Goleta becomes a city today.

It took nearly 20 years, four attempts and the exclusion of Isla Vista and Eastern Goleta, but the first Goleta City Council will be sworn in at 6 p.m. at the Goleta Valley Community Center. Margaret Connell will become mayor, and Jean Blois, Cynthia Brock, Jack Hawxhurst and Jonny Wallis will become the city council.

“We’re going to be a city at last,” Blois said. “We’ve been working on it for 20 years. We’re going to have local control over our area and we will be able to keep our tax dollars to ourselves.”

After presentations by Congresswoman Lois Capps, UCSB Chancellor Dr. Henry Yang, Country Supervisor Gail Marshall and others, several ordinances and resolutions need to be adopted to ensure the stable structure and framework of the new city government. The city must adopt all of the current county ordinances, ranging from administration and personnel issues to municipal codes. In addition, they will adopt a city seal and create an interim planning agency.

Connell said they are “basically housekeeping issues” that need to be taken care of in order for the city to be legally incorporated.

“Essentially they are the organizational structure of the city that we are legally required to have. None of this is unchangeable. These are adopted as urgency ordinances, going into effect right away. To change you need two public hearings or 45 days before the ordinance would actually go into effect,” she said.

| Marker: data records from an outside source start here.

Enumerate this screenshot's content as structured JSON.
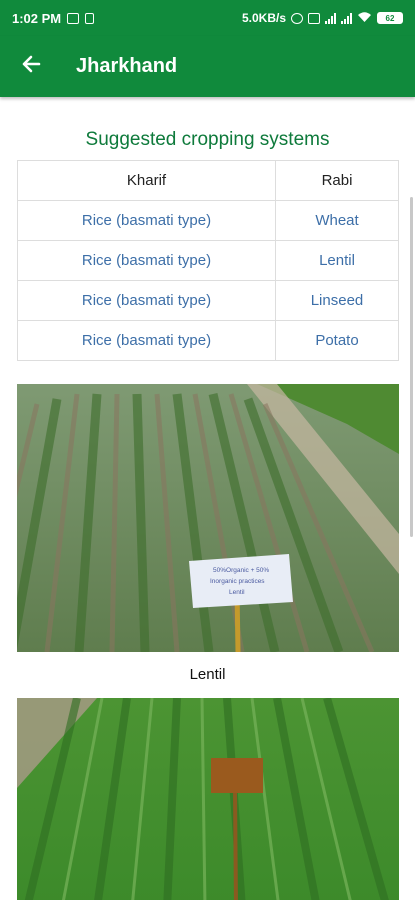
{
  "status_bar": {
    "time": "1:02 PM",
    "net_speed": "5.0KB/s",
    "battery": "62"
  },
  "app_bar": {
    "title": "Jharkhand",
    "back_icon": "arrow-left-icon"
  },
  "section": {
    "title": "Suggested cropping systems"
  },
  "table": {
    "headers": [
      "Kharif",
      "Rabi"
    ],
    "rows": [
      [
        "Rice (basmati type)",
        "Wheat"
      ],
      [
        "Rice (basmati type)",
        "Lentil"
      ],
      [
        "Rice (basmati type)",
        "Linseed"
      ],
      [
        "Rice (basmati type)",
        "Potato"
      ]
    ]
  },
  "photos": [
    {
      "sign_text": [
        "50%Organic + 50%",
        "Inorganic practices",
        "Lentil"
      ],
      "caption": "Lentil"
    }
  ],
  "colors": {
    "primary": "#108a3c",
    "section_title": "#0e7a3b",
    "link_text": "#3d6fa8"
  }
}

Measure H, the Goleta cityhood proposal, was approved on Nov. 6 by 57.6 percent of the voters. Of more than 15,000 eligible voters, 5,512 cast ballots. Cityhood proposals appeared on the ballot but failed in 1987, 1990 and 1993.

Measure H created a city of about 29,000. UCSB, Isla Vista and parts of Eastern Goleta are excluded from the city.

Robert Bernstein, a city council runner-up, said that for the new city of Goleta to be successful they should allow as little development and be as environmentally sensitive as possible.

“Most people want the city to try and hold back development. When I was campaigning, I got a pretty consistent message that people didn’t want a lot of change,” he said. “They mostly wanted to keep things from changing a lot. To be successful, they’re probably going to need to develop plans to maintain quality of life.”

The City Council Elect has been holding special meetings since Nov. 15 at the Goleta Union School District Boardroom to discuss land use, budget, staffing and formal meeting dates.

Interim City Manager Edward Wohlenberg said they have hired an interim city attorney, manager and a contractor to assist with budget financing.

“A lot of time has been devoted to review of land use matters and the rest of it, the business of creating the city. They’ve had a lot of meetings with the attorney to go over ordinances and resolutions that have to be adopted. It’s just a matter of getting ahead on the whole process,” he said.

On Feb. 4, the Goleta City Council will hold their first meeting at the Goleta Union School District Boardroom where, among other issues, it will attempt to assemble a budget covering the city until June 30.